6722 Cochlearia L.
- L., Sp. Pl.: 647 (1753).
- Cochleariopsis Á. Löve & D. Löve, Bot. Not. 128: 513 (1976).
Notes: The northern and arctic Cochlearias have been considered either one species (C. officinalis), two or three (in addition C. groenlandica and sometimes C. arctica), or a few times several species. The group has been extensively studied for its ploidy variation in western Europe (e.g., Gill 1965, 1971) and for morphology, ploidy, and physiology in northern Europe (Nordal et al. 1986; Nordal and Laane 1990, 1996; Nordal and Stabbetorp 1990; Nordal and Bjorå in prep. Flora Nordica). Justification for the single-species view is found in the essential morphological similarity. Justification for two species is mainly found in two ploidy levels with different base numbers and associated with a few morphological characters (but see the treatment of Nordal and Bjorå). The plants that reach the Arctic are, as far as known, either diploid with 2n = 14 (base number x = 7) or tetraploid with 2n = 24 (base number x = 6). Justification for more than two species is found in some not very impressive morphological features. Some revision of this view is under way (Nordal and Bjorå in prep. Flora Nordica).
Löve and Löve (1976a) described genus Cochleariopsis to include the taxa with x = 7 (rather than x = 6) but this solution has been accepted by no one else as far as we know. It was quite bold, even for the Löves, to recognize in two genera plants that the majority of researchers rather would consider within a single species.
The tetraploid plant is C. officinalis s. str. It is Atlantic European and reaches the Arctic in Norway and European Russia. Nordal and Bjorå (in prep.) also include the diploid Icelandic plants in this species as a subsp. islandica, probably due to morphological and molecular characters. The species is characterized by relatively large flowers with a honey smell (insect pollinated and outcrossing), by mainly being biennial (except for subsp. integrifolia), and by some small features in leaf and fruit shape. The other northern diploid plants are sometimes divided on two species: the circumpolar C. groenlandica (type from Greenland) and the northern Eurasian and amphi-Pacific/Beringian C. arctica (described from northwestern Siberia). Both are largely similar to C. officinalis in morphology and molecular markers. The different base numbers may be due to aneuploidy associated with the polyploidization.
Cochlearia groenlandica differs from the European Atlantic tetraploid C. officinalis s. str. (and probably also from the Icelandic diploid) mainly in being potentially perennial and in having much smaller flowers without the distinct honey smell of C. officinalis, i.e., both the latter characters associated with predominant inbreeding. There may be some chemical (glycosides) and physiological differences (Nordal in comment).
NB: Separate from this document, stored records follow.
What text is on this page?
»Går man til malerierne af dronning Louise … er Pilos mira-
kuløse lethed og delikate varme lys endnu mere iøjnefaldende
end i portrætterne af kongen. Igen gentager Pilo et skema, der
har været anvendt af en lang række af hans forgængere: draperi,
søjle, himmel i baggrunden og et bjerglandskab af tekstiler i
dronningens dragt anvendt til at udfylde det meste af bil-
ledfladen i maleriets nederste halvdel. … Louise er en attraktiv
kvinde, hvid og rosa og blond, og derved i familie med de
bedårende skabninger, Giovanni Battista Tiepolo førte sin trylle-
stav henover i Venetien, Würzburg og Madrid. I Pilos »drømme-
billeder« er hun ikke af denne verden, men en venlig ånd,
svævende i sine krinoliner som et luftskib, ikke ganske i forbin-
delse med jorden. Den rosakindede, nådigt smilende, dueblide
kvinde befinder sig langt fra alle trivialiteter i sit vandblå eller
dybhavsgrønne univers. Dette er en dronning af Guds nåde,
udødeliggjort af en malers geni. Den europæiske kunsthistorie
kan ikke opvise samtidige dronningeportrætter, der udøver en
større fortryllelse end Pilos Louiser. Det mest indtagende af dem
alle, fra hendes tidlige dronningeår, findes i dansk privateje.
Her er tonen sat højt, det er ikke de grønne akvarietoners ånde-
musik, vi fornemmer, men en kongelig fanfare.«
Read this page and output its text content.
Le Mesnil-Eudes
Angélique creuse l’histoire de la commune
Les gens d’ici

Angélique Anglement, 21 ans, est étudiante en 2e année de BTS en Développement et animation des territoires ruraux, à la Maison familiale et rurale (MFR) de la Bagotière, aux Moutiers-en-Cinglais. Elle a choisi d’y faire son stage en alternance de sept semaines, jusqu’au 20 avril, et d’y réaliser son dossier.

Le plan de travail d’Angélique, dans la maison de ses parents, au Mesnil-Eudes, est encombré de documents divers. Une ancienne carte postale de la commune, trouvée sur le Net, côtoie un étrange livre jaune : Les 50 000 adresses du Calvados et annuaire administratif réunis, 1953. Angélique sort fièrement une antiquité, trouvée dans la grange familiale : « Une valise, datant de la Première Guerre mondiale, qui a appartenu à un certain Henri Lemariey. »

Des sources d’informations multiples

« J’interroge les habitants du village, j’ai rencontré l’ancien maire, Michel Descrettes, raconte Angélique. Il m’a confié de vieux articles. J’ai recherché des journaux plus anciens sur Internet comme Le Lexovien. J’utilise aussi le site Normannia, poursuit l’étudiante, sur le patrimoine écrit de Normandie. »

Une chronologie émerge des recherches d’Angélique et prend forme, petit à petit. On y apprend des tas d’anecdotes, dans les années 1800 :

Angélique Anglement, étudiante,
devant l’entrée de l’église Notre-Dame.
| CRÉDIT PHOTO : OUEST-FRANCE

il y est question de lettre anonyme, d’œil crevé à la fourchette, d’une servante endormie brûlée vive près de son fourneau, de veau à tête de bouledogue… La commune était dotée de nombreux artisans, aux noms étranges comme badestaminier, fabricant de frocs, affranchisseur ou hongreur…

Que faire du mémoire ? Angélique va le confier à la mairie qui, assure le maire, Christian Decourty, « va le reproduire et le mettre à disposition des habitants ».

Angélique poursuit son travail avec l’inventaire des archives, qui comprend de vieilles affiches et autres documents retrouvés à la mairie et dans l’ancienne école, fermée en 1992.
As the arctic diploid and the northwestern European diploid + tetraploid probably are reproductively isolated and differ morphologically and ecologically, they can be justified as different species at least from a 'biological' point of view. They have nearly allopatric ranges, possibly with a small overlap in northern Russia.
There are more doubts about whether the arctic diploids can be divided on two species. The formal morphological distinctions between C. arctica and C. groenlandica are small but the characters reported (Petrovsky 1975c; Nikiforova 1994; Sergienko 2008) distinguish between plants that may be recognizable in the field and which have different (albeit strongly overlapping) ranges. All plants inspected from Svalbard and Greenland, and all northern arctic plants from North America and Russia-Siberia, conform morphologically to C. groenlandica (as to type). This means that the names C. fenestrata (based on an arctic northeastern Canadian plant) and C. polaris (based on a Franz Joseph Land plant) are synonyms for C. groenlandica. The more southern arctic plants in northern mainland Russia-Siberia, the Russian Far East, and in Beringian Alaska differ in being more erect with regular branching of the stems and more stem leaves, perhaps also in fruit shape. They have traditionally been assigned under the name C. arctica and are reluctantly accepted by us as a third species. This acceptance is not shared by Nordal in her extensive study of North Atlantic variation in Cochlearia but she did not study much material from northern Russia and Siberia or Beringia. In comparative cultivation, C. groenlandica from Svalbard and C. arctica (subsp. oblongifolia) from Alaska retain or even strengthen their morphological differences but are fully interfertile (L. Gustafsson unpubl.).